In July 2016, each of the Company and TerraForm Power entered into a letter agreement with each of our Senior Vice President, General Counsel and Secretary Yana Kravtsova and our and its Executive Vice President and Chief Financial Officer Rebecca Cranna (collectively, the “July 2016 Letter Agreements”), which provide for accelerated vesting of RSAs and RSUs upon the occurrence of certain events. Pursuant to the July 2016 Letter Agreements, if either Ms. Kravtsova or Ms. Cranna, as applicable, is terminated by SunEdison without cause or resigns for good reason and does not receive an offer of employment at either the Company or TerraForm Power in an equivalent position and with equivalent compensation, or, following a transition of her employment to either the Company or TerraForm Power, is terminated by the Company or TerraForm Power, as applicable, without cause or resigns for good reason, then 100% of her unvested RSAs and RSUs in each of TerraForm Global, Inc. and TerraForm Power, Inc. will immediately vest, contingent upon the execution of a separation and release of claim agreement.
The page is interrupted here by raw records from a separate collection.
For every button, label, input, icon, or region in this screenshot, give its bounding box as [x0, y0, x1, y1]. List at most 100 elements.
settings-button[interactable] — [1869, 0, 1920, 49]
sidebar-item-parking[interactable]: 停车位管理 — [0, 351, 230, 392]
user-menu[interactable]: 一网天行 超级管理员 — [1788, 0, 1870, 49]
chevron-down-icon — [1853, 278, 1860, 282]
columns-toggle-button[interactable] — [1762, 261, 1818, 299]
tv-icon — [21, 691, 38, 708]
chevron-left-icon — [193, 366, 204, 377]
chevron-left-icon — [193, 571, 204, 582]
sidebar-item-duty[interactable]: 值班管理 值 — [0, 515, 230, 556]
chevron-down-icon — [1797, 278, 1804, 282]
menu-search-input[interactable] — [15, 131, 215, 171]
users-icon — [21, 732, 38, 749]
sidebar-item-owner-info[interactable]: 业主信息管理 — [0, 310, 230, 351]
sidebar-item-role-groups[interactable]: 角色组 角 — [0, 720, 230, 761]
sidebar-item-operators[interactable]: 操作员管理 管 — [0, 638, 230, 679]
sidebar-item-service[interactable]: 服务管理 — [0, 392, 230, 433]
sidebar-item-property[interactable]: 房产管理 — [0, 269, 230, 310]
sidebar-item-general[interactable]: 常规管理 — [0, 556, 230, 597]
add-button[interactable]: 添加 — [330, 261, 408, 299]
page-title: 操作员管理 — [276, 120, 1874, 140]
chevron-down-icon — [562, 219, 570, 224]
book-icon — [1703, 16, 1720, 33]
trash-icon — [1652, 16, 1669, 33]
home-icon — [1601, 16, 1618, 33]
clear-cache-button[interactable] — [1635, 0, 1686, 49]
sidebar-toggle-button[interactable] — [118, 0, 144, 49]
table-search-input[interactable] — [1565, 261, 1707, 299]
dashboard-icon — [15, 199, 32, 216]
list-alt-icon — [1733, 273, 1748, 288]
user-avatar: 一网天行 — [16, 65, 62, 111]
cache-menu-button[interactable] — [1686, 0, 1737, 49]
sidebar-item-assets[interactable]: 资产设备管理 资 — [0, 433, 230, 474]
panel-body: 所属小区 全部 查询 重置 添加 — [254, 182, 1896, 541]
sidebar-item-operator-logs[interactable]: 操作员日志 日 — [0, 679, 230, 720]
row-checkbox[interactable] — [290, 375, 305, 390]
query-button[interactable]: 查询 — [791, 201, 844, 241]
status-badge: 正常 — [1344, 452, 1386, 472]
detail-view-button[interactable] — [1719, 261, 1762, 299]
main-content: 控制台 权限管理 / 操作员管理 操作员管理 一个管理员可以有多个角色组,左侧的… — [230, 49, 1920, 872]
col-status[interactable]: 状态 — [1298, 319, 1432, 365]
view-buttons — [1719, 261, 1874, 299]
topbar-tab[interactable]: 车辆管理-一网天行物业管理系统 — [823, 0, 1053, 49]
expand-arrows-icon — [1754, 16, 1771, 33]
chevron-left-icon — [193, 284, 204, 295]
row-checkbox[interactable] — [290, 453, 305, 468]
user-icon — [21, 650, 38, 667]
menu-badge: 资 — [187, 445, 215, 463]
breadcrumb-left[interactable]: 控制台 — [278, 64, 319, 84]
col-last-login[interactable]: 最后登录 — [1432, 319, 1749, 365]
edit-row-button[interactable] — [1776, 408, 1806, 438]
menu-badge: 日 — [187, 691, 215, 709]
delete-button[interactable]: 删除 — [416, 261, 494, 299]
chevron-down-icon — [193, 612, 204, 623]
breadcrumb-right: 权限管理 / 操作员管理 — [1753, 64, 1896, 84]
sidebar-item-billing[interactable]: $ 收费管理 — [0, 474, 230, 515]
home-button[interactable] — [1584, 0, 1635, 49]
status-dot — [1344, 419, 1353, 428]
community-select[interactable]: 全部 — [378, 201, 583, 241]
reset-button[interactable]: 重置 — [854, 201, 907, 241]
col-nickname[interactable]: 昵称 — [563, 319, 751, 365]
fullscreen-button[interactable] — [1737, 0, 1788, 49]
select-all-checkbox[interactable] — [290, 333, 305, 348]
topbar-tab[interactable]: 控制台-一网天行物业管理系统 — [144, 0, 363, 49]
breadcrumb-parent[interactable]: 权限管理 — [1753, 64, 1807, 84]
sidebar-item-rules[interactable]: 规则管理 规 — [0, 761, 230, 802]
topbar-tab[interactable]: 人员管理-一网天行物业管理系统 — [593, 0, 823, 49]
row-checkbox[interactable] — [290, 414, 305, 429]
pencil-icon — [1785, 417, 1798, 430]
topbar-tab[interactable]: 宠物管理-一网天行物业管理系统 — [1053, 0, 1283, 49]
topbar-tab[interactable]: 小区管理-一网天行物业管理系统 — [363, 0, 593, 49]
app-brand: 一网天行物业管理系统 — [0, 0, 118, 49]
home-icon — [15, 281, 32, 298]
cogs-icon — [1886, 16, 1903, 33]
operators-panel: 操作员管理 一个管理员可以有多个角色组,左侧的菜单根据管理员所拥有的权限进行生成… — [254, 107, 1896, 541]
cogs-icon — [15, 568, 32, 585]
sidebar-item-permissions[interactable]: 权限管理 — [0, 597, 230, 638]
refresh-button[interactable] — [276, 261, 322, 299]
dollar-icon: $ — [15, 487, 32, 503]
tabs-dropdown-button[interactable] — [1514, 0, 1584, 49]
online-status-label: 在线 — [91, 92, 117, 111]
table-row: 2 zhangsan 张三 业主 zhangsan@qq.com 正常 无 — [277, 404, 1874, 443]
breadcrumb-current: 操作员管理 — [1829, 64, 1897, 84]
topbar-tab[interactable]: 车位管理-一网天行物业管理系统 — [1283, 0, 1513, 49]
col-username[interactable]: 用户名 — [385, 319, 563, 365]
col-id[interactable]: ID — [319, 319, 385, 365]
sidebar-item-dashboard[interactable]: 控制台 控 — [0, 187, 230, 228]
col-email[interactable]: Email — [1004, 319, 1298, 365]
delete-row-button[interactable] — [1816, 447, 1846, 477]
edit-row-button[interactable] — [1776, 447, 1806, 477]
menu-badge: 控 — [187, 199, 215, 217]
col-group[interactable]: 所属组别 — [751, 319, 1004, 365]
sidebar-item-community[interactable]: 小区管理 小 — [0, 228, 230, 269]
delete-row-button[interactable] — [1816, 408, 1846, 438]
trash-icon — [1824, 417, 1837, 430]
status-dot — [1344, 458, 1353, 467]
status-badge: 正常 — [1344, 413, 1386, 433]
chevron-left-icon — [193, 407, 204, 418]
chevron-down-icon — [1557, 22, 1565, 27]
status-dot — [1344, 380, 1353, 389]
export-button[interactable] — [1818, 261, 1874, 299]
In addition, pursuant to the July 2016 Letter Agreements, if Ms. Kravtsova or Ms. Cranna, as applicable, becomes an employee of TerraForm Power, and remains an employee of TerraForm Power at the time that TerraForm Power ceases to be an affiliate of the Company, then all of her unvested RSAs and RSUs in TerraForm Global, Inc. will immediately vest, and if Ms. Kravtsova or Ms. Cranna, as applicable, becomes an employee of the Company, and remains an employee of the Company at the time that the Company ceases to be an affiliate of TerraForm Power, then all of her unvested RSAs and RSUs in TerraForm Power, Inc. will immediately vest.

In December 2016, the July 2016 Letter Agreements were updated to apply to all RSU grants made by each of the Company and TerraForm Power to Mses. Kravtsova and Cranna subsequent to the execution of the July 2016 Letter Agreements.

In August 2016, the Company entered into a letter agreement with Ms. Kravtsova with respect to certain severance and compensation terms (the “August 24 Letter Agreement”). TerraForm Power was also a party to the August 24 Letter Agreement with respect to its agreement to have the August 24 Letter Agreement assigned to it if Ms. Kravtsova becomes employed by TerraForm Power. Also in August 2016, TerraForm Power entered into a letter agreement with Ms. Cranna with respect to similar severance and compensation terms (the “August 30 Letter Agreement” and, together with the August 24 Letter Agreement, the “August 2016 Letter Agreements”). The Company was also a party to the August 30 Letter Agreement with respect to its agreement to (a) share the financial obligations with TerraForm Power if Ms. Cranna performs duties for both TerraForm Power and TerraForm Global and (b) have the August 30 Letter Agreement assigned to the Company if Ms. Cranna is employed solely by the Company.

The August 2016 Letter Agreements cover four primary areas, in each case subject to additional terms and conditions contained in the August 2016 Letter Agreements. For the August 24 Letter Agreement, the references below to the “Company” are to us unless the agreement has been assigned to TerraForm Power. For the August 30 Letter Agreement, references below to the “Company” with respect to financial obligations are to both TerraForm Power and us (subject to the cost splitting with regard to Ms. Cranna described above) and otherwise to TerraForm Power unless the agreement has been assigned to us.

• First, if within a year of the applicable August 2016 Letter Agreement, SunEdison terminates the officer’s employment without cause or the officer resigns from SunEdison for good reason, the Company shall offer the officer at-will employment under the terms set forth in the August 2016 Letter Agreement.